What is meant by separation? Separation is the ending of a marriage or de facto relationship. De facto relationships include same sex couples.

Separation is simply a fact, which is established by one or both parties forming an intention to end the relationship and, where necessary, communicating that intention to the other party. There are no formal requirements under Australian family law to prove separation, like registration or a separation declaration.

In order to bring an Application for a divorce, the parties must have been separated for at least 12 months.

Although it is not a legal requirement, it is a good idea to confirm separation in writing, even by text message or e-mail. Then there can be no argument later about the precise date of separation.

Parties may continue to live together yet still be “separated under the one roof”. Whether this is the case will be determined by the facts of ongoing arrangements – such things as sleeping together, sharing domestic tasks and finances and the way you represent yourselves as a couple in public will indicate whether or not you are really separated in the eyes of the family law.

Once you are separated you can apply to have a property distribution under the family law – you do not have to wait for 12 months for this to occur. You can do this by agreement through Consent Orders or, where circumstances require, make an application to the Court for a determination or to protect property where there is a danger it might be compromised.

What about de facto relationships?

In Western Australia de facto relationships are covered by the Family Court Act (1997) rather than the Family Law Act (1975), which is the case elsewhere in Australia.

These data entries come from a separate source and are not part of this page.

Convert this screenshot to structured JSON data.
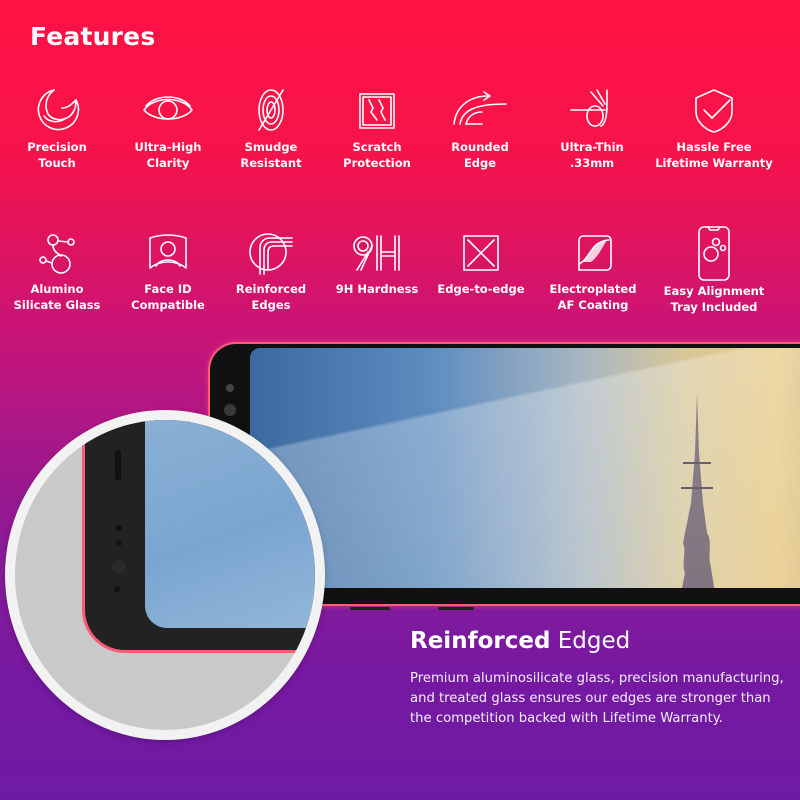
{
  "title": "Features",
  "colors": {
    "top": "#ff1244",
    "bottom": "#6e1ba3",
    "accent": "#ff5a78"
  },
  "features_row1": [
    {
      "icon": "precision-touch-icon",
      "label_line1": "Precision",
      "label_line2": "Touch"
    },
    {
      "icon": "eye-icon",
      "label_line1": "Ultra-High",
      "label_line2": "Clarity"
    },
    {
      "icon": "fingerprint-slash-icon",
      "label_line1": "Smudge",
      "label_line2": "Resistant"
    },
    {
      "icon": "scratch-icon",
      "label_line1": "Scratch",
      "label_line2": "Protection"
    },
    {
      "icon": "rounded-edge-icon",
      "label_line1": "Rounded",
      "label_line2": "Edge"
    },
    {
      "icon": "ultra-thin-icon",
      "label_line1": "Ultra-Thin",
      "label_line2": ".33mm"
    },
    {
      "icon": "shield-check-icon",
      "label_line1": "Hassle Free",
      "label_line2": "Lifetime Warranty"
    }
  ],
  "features_row2": [
    {
      "icon": "molecule-icon",
      "label_line1": "Alumino",
      "label_line2": "Silicate Glass"
    },
    {
      "icon": "face-id-icon",
      "label_line1": "Face ID",
      "label_line2": "Compatible"
    },
    {
      "icon": "reinforced-edge-icon",
      "label_line1": "Reinforced",
      "label_line2": "Edges"
    },
    {
      "icon": "9h-icon",
      "label_line1": "9H Hardness",
      "label_line2": ""
    },
    {
      "icon": "edge-to-edge-icon",
      "label_line1": "Edge-to-edge",
      "label_line2": ""
    },
    {
      "icon": "af-coating-icon",
      "label_line1": "Electroplated",
      "label_line2": "AF Coating"
    },
    {
      "icon": "alignment-tray-icon",
      "label_line1": "Easy Alignment",
      "label_line2": "Tray Included"
    }
  ],
  "section": {
    "heading_bold": "Reinforced",
    "heading_light": "Edged",
    "body": "Premium aluminosilicate glass, precision manufacturing, and treated glass ensures our edges are stronger than the competition backed with Lifetime Warranty."
  }
}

The Family Court Act covers situations in which a de facto relationship will be found to exist and, unsurprisingly, having children together, sharing finances and your domestic arrangements will all be significant indicators of a de facto relationship. There is also a requirement that the arrangement has persisted for two years for it to be deemed a legal de facto relationship. If your particular de facto relationship has lasted for less than two years, the Family Court may not have jurisdiction to determine a property settlement between you and your separated partner. However, there may be alternate remedies available or another basis other than the two year requirement to show that a de facto relationship existed. The law can be complex and legal advice may be useful to help you determine your legal status (and the consequences of that status).

If a de facto relationship existed you must bring an Application in the Family Court within 12 months of the end of your relationship unless you can obtain leave of the Court to do so out of time. This is one of the reasons why it might be important to have evidence of the date of separation.

Ten things to consider if you have just separated:

  • Open separate bank accounts and advise your bank or financial institution to stop joint funds being removed or liabilities increased on any joint account.
  • If you have a Power of Attorney, ensure it is revoked, and have a new one drafted.
  • Consider whether your nominated death beneficiary for your superannuation entitlements is appropriate.
  • Photocopy or scan all of your and your ex’s financial documents and put them in a secure location (this should not be your home or motor vehicle).
  • Look at your Will and consider if it is still what is appropriate and, if you do not have a Will, have one drafted.
  • If you have children, contact the Child Support Agency and find out how much is to be paid or is payable.
  • Do title searches on your properties. If your home is not in your name or is in joint names ensure you place caveats over the properties. If your property is held as a joint tenant, ensure you sever the joint tenancy.
  • If there has been family violence in the relationship you may need to seek a Restraining Order.
  • Start a diary that keeps track of time your partner has with the children and any adverse behaviour he/she displays.
  • Seek advice from an experienced family lawyer.